This week the CED team held the second annual all member meeting for the KAPESA group savings and loans program. Attendance and participation were high, a good sign that the program is strong as it heads into year three. I had my doubts; attendance last year at the weekly KAPESA representative meetings was low and groups weren’t meeting. Many of our best members had graduated to individual credit lines in April, which was great progress for them but often left a leadership vacancy in the groups.

However, after months of hard work by CED Field Officers there has been a lot of improvement. The normal KAPESA weekly regional meetings are attended only by five to ten group representatives bringing in savings or loan payments for their group members. I’m used to those sleepy, low-key weekly meetings so it was a bit of a shock to see over 90 members descended on the Nuru office for the All KAPESA Member meeting. More importantly, members were actively contributing, raising issues, questions and giving suggestions for the coming year.

KAPESA Meeting

I thought the meeting was great, but the true catharsis came the next day. I needed to make a deposit at a certain major commercial bank. Despite its location on the border, Isibania is still relatively isolated and doesn’t have many branches of formal banks. So after traveling for 20km crammed in a matatu with nine other people, I was finally standing in line at the bank in the stifling noon heat. There were only a dozen people ahead of me in line, but the wait made the line at the DMV seem like a McDonald’s drive-through. Every transaction seemed to require 53 different steps. Type, count cash, type, stamp something, shuffle paper, stamp something else, staple, type, print and sign, stamp something, walk away, return with a different stamp, staple and file paper, stamp (what in the world are they stamping?!), type. One hour passed, then two. At one point, I counted eight people in line in front of me. It remained eight people for the next hour and a half. It wasn’t just the 53 steps; a steady stream of well-dressed, portly men would swagger/waddle in the door, exchange a few words with the branch manager and then saunter to the front of the line. I was livid. I snapped my head around wildly to see if anyone else was noticing this. The other bank customers in line were obviously irritated too, but could only sigh or grumble quietly.

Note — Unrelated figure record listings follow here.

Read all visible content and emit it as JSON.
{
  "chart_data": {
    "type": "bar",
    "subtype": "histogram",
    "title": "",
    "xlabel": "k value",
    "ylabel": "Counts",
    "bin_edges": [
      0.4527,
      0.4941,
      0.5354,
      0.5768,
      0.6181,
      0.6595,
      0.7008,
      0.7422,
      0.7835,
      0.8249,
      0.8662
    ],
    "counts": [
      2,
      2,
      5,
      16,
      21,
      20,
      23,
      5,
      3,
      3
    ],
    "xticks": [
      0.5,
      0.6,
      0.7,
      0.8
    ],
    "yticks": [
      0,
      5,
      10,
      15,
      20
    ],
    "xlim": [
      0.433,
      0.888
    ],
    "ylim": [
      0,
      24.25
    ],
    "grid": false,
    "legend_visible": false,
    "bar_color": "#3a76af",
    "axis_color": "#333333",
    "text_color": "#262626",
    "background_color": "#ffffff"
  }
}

Three hours later, I reached the front of the line. The bank clerk smiled sweetly at me. I smiled (snarled?) back, wondering what percentage of the 23 million men and women in Kenya that aren’t served by the formal financial sector remained unbanked due to distance, cost, or pure unwillingness to stand in line for half the afternoon.

KAPESA Meeting

I thought wistfully of the contrast between the bank and the KAPESA Annual Meeting. In the hot, quiet room I suddenly felt much more hopeful. Many people think of a bank as the ultimate picture of security and the end goal for rural financial services. But we’re building a different kind of financial services organization, in which a farmer can access mobile-based financial services, receive tailored training in credit management, and gather with 90 other community members in a breezy clearing under the trees to tell their service providers how to improve. Ninety farmers is a start, but I hope it’s not long before a very different picture of financial security develops in rural Kenya.